From your last reply, I see that we’re coming to more or less the same conclusion of dealing with the issue by having a mix of public and private content. I wrote the post below before reading your reply. I’ll publish it anyway to try and help make the case.

I take the OP seriously, both because it asks a legitimate question, and because I may share a concern with its author about how LLMs are going to affect the internet. If I understand your concerns correctly, I think I agree with you that we’re witnessing a fundamental change in how the internet works - instead of people visiting sites directly, LLMs are going to become the go to interface for interacting with the public part of the internet. There are all sorts of implications to this that probably can’t be usefully dealt with here.
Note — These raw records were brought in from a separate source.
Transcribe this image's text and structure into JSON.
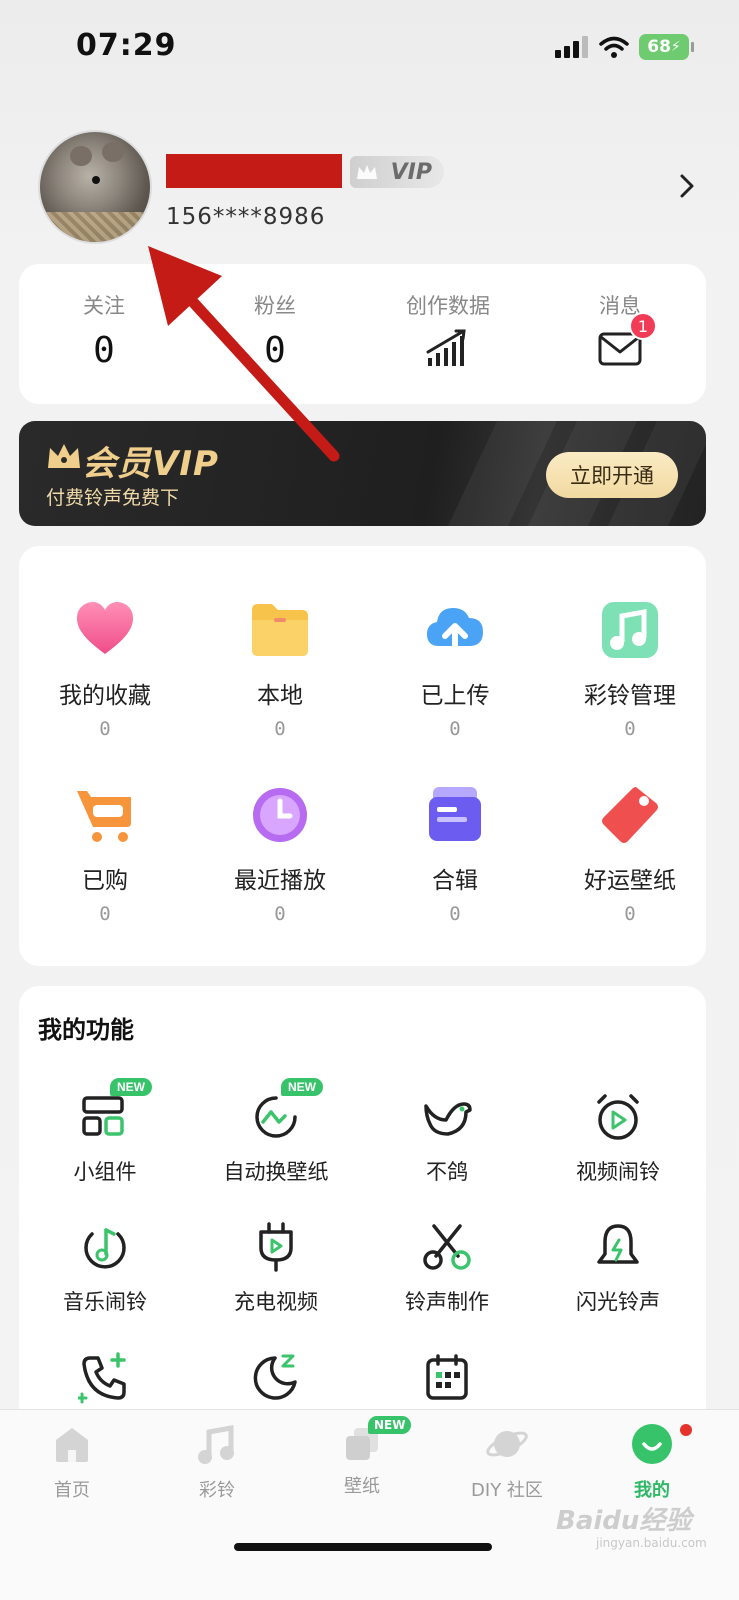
{
  "status_bar": {
    "time": "07:29",
    "battery": "68"
  },
  "profile": {
    "vip_label": "VIP",
    "phone": "156****8986"
  },
  "stats": [
    {
      "label": "关注",
      "value": "0"
    },
    {
      "label": "粉丝",
      "value": "0"
    },
    {
      "label": "创作数据",
      "icon": "chart-icon"
    },
    {
      "label": "消息",
      "icon": "mail-icon",
      "badge": "1"
    }
  ],
  "vip_banner": {
    "title": "会员VIP",
    "subtitle": "付费铃声免费下",
    "button": "立即开通"
  },
  "collection": [
    {
      "label": "我的收藏",
      "count": "0",
      "icon": "heart-icon"
    },
    {
      "label": "本地",
      "count": "0",
      "icon": "folder-icon"
    },
    {
      "label": "已上传",
      "count": "0",
      "icon": "cloud-upload-icon"
    },
    {
      "label": "彩铃管理",
      "count": "0",
      "icon": "music-note-icon"
    },
    {
      "label": "已购",
      "count": "0",
      "icon": "cart-icon"
    },
    {
      "label": "最近播放",
      "count": "0",
      "icon": "clock-icon"
    },
    {
      "label": "合辑",
      "count": "0",
      "icon": "album-icon"
    },
    {
      "label": "好运壁纸",
      "count": "0",
      "icon": "lucky-tag-icon"
    }
  ],
  "functions": {
    "title": "我的功能",
    "new_tag": "NEW",
    "items": [
      {
        "label": "小组件",
        "icon": "widget-icon",
        "new": true
      },
      {
        "label": "自动换壁纸",
        "icon": "auto-wallpaper-icon",
        "new": true
      },
      {
        "label": "不鸽",
        "icon": "bird-icon"
      },
      {
        "label": "视频闹铃",
        "icon": "video-alarm-icon"
      },
      {
        "label": "音乐闹铃",
        "icon": "music-alarm-icon"
      },
      {
        "label": "充电视频",
        "icon": "charge-video-icon"
      },
      {
        "label": "铃声制作",
        "icon": "scissors-icon"
      },
      {
        "label": "闪光铃声",
        "icon": "flash-bell-icon"
      },
      {
        "label": "",
        "icon": "phone-add-icon"
      },
      {
        "label": "",
        "icon": "moon-icon"
      },
      {
        "label": "",
        "icon": "calendar-icon"
      }
    ]
  },
  "bottom_nav": {
    "new_tag": "NEW",
    "items": [
      {
        "label": "首页",
        "icon": "home-icon"
      },
      {
        "label": "彩铃",
        "icon": "music-note-icon"
      },
      {
        "label": "壁纸",
        "icon": "wallpaper-icon"
      },
      {
        "label": "DIY 社区",
        "icon": "planet-icon"
      },
      {
        "label": "我的",
        "icon": "profile-icon",
        "active": true
      }
    ]
  },
  "watermark": {
    "text": "Baidu经验",
    "sub": "jingyan.baidu.com"
  },
  "colors": {
    "accent": "#2fb866",
    "vip_gold": "#f0cf8d",
    "annotation_arrow": "#c41b16",
    "badge_red": "#f23b56"
  }
}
What can be addressed here is the question about how to prevent Discourse content from being used to train LLMs. Discourse provides a few possible approaches.

The first approach is a weak one - keep the site public and try to block any user agents that are being used to scrape data with the blocked crawler user agents site setting. Along with doing this, you could get involved with legal challenges against the tech companies that are scraping the data.

The stronger approach is to make all, or parts of your site private. This can be done with the login required site setting, or with category security settings.

The main objection I’m seeing to the above approach is that people want their sites to be discoverable by search engines. I suspect there are ways of dealing with this. The easiest would be to have a public SEO optimized blog, associated with a private Discourse forum. A more complex solution would be for Discourse to provide functionality that allowed part of a topic’s OP to be public, while the bulk of the topic could only be accessed by members of a Discourse group. This would be similar to how services like Substack deals with content that’s only available to paid subscribers - they display some content that’s accessible to anonymous users and crawlers, then display a signup CTA:

So I guess that along with my concern about how LLMs are going to impact the internet, I’m seeing an opportunity to look at new ways of funding content creators.


Where is this setting at?


Your question is “why would anyone produce anything that could be put on the public internet?”

When you ask the question on the public internet, no one who shares your view can answer your question.


This topic is draining, ai based summary covers the topic just fine, scroll to top and click it

Closing for the next 3 months


This topic was automatically opened after 90 days.